Over the three and a half years he was here, he suffered twice more with the remnants of those injuries and in 2010 suffered the further indignity of losing one of his back feet to a farmer’s unshielded mower blade. For six weeks I tended to him, four times a day. Of course he pulled through and seemed to blossom all the more! Even on three legs he could out-run the other dogs appearing like a canine ‘where’s Wally’ everywhere you looked, hill-top or valley floor. He always seemed to be there looking back at you, waiting for his photograph.

His temperament was the best I’ve seen in a dog, ever-alert and quick to raise the alarm of approaching strangers,  yet inquisitive and gentle with everyone – person or animal. When he needed treatment, although the pain must have been unbearable, he never cried or lashed out …… something the vet was amazed at. He wasn’t always on his best behaviour though, he had a sneaky habit of trying to commando-crawl through the hatch into the chicken pen to nick eggs and his periodic 4 a.m. barking marathons from the valley below were a particular turn-off!

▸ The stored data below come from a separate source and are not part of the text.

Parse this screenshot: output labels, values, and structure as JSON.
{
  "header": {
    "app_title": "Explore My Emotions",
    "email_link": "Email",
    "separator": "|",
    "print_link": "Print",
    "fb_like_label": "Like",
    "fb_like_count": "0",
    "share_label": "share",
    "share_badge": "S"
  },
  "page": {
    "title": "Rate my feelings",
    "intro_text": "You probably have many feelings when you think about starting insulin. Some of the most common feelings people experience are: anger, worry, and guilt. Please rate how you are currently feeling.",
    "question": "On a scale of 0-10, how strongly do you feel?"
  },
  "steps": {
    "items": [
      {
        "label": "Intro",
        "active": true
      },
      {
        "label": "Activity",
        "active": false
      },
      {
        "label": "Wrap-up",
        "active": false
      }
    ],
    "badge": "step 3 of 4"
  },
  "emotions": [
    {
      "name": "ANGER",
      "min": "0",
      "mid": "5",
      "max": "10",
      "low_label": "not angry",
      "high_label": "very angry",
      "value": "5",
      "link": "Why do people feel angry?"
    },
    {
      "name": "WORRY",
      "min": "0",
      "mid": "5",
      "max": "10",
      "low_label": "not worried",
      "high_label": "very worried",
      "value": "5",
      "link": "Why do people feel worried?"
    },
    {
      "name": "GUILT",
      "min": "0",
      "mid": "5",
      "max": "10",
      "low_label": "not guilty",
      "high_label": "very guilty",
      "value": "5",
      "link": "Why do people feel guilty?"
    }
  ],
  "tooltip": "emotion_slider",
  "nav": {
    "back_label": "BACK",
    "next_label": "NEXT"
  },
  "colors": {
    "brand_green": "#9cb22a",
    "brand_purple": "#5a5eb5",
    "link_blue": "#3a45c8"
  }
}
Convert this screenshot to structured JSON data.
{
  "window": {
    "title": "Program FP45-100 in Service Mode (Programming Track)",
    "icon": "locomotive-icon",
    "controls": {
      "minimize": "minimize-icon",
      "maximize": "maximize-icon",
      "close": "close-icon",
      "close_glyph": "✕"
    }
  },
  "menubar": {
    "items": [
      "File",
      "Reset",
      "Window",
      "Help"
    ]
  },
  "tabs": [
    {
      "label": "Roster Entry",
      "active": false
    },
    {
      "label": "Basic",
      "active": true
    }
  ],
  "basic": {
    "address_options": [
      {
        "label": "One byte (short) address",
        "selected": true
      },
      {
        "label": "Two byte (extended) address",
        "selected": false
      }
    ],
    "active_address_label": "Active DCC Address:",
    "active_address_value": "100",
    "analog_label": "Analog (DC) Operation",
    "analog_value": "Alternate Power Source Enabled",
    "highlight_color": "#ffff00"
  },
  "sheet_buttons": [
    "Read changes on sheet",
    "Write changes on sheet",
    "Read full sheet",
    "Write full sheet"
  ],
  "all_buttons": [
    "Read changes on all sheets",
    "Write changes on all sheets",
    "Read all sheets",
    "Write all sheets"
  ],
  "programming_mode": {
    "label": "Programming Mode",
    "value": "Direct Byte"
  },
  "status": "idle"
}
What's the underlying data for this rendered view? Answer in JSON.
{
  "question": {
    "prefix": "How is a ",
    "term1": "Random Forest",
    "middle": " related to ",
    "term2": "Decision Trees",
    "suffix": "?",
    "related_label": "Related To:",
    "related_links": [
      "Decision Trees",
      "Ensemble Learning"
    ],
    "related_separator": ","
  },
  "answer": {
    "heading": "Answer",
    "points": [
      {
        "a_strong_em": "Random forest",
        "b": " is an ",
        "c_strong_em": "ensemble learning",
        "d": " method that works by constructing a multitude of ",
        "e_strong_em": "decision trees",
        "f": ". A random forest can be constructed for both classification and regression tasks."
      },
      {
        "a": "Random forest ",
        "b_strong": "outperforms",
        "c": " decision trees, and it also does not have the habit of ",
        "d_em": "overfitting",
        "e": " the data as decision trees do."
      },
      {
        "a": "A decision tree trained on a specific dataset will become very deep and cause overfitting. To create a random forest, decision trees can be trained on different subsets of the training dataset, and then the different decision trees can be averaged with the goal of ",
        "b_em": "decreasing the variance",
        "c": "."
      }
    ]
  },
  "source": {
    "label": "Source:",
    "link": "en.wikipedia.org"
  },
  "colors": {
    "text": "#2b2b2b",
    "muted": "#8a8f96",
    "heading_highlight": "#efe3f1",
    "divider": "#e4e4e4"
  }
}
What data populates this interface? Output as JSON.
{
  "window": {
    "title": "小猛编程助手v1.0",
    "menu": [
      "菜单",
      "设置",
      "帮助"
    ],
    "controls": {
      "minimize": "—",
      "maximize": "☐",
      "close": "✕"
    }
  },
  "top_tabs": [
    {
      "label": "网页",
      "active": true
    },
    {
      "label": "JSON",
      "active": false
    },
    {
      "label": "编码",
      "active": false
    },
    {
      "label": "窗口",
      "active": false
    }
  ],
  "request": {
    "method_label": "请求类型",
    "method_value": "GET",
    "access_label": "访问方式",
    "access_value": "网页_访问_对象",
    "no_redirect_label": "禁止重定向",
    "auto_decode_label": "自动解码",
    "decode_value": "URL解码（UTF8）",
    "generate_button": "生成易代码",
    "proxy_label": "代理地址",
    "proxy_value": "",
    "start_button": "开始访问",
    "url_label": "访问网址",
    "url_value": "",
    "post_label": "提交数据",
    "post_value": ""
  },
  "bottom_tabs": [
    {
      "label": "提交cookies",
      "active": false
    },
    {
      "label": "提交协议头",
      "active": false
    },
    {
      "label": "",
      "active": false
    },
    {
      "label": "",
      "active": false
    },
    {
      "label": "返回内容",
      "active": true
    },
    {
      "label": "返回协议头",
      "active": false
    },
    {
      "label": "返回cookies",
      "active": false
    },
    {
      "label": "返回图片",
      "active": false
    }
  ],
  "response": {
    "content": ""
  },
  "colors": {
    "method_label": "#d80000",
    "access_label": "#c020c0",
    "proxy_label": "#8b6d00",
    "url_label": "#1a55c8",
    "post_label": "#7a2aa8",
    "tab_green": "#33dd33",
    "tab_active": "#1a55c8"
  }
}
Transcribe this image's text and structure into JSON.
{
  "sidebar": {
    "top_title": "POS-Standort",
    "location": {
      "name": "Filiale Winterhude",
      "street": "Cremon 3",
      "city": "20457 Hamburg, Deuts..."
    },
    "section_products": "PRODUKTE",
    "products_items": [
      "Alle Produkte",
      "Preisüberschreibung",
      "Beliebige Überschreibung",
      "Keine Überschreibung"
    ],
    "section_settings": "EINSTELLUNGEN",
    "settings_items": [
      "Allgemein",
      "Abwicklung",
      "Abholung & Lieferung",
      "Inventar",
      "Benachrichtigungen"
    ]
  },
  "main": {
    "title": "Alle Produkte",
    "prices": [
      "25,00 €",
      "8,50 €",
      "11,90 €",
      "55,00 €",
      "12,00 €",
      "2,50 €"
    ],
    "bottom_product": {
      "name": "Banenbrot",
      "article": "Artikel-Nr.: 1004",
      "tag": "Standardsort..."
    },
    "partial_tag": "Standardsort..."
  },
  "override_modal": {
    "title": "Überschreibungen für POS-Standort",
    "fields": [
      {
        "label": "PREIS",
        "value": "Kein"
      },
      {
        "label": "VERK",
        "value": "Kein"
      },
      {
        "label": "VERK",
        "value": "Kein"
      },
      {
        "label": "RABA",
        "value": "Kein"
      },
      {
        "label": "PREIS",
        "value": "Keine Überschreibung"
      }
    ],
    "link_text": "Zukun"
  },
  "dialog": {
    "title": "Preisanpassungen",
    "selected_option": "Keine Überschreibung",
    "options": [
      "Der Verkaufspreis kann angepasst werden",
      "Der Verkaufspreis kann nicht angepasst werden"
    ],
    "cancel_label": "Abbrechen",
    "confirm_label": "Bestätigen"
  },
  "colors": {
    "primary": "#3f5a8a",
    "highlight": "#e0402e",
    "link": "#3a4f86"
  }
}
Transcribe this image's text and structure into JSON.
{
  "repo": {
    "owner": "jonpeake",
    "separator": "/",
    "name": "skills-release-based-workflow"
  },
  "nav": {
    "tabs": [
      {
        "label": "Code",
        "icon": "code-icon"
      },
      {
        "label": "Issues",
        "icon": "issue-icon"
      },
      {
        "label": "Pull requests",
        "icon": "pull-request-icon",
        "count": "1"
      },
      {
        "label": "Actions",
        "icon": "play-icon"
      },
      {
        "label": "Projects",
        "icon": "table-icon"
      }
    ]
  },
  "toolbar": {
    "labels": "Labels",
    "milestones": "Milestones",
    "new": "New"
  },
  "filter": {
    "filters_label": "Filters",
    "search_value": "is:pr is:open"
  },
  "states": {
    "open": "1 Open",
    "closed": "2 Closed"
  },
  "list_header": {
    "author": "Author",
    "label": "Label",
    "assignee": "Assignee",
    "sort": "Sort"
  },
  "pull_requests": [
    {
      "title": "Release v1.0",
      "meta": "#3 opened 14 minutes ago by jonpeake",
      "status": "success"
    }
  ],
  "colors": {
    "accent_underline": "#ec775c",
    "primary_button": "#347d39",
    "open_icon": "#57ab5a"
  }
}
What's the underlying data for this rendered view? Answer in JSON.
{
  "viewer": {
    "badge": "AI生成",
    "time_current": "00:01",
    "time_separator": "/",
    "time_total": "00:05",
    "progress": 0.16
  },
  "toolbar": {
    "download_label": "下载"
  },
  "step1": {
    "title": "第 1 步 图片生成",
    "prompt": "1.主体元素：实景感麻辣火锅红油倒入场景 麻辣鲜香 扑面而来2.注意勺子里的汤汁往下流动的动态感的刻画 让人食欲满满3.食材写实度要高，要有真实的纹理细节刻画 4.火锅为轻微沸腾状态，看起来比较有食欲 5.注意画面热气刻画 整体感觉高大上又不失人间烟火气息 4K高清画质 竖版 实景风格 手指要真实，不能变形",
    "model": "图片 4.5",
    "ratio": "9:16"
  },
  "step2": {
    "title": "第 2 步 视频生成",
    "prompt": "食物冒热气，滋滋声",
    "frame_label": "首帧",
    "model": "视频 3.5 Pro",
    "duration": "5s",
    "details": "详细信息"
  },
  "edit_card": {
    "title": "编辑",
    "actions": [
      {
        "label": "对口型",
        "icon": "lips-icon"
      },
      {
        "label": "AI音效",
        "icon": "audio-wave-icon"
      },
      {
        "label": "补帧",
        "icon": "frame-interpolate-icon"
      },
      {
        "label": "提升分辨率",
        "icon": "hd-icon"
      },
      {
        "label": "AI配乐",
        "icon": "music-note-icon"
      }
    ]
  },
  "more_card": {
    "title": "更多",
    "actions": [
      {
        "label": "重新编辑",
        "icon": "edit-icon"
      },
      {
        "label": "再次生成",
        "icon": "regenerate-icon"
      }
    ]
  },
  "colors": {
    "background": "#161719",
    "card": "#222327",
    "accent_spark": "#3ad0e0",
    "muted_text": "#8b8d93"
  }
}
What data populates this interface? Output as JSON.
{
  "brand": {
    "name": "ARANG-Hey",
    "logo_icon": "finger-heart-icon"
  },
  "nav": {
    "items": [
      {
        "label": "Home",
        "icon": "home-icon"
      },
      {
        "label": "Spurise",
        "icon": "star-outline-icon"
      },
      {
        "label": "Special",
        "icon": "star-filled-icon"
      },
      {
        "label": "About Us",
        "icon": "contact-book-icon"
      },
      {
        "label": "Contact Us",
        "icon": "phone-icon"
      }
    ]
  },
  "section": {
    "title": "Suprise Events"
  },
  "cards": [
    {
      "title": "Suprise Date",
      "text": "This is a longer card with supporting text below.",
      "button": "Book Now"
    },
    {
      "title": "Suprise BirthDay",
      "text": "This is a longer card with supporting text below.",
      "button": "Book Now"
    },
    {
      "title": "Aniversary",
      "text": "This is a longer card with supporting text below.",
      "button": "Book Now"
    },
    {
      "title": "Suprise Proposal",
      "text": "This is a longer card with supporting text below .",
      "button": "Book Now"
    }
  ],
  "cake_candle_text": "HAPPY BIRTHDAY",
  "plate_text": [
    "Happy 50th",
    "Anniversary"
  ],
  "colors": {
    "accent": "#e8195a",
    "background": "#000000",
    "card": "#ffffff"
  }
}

But ultimately we had the most fantastic time together and we can only hope that the end – if there was an end, came quickly and painlessly. If not, we wish him well wherever he is.

He came out of nowhere, I guess it’s fitting he went back that way.

G’night Kelly-boy wherever you are.

2 Replies to “Time to let go ……”

  1. Ahh very sad Karl. He looks like a good boy! Our lab “Finbar” is 13+ now and worries us every winter that it will be his last. Terrible to lose a part of the family, remembering the good is the way to go!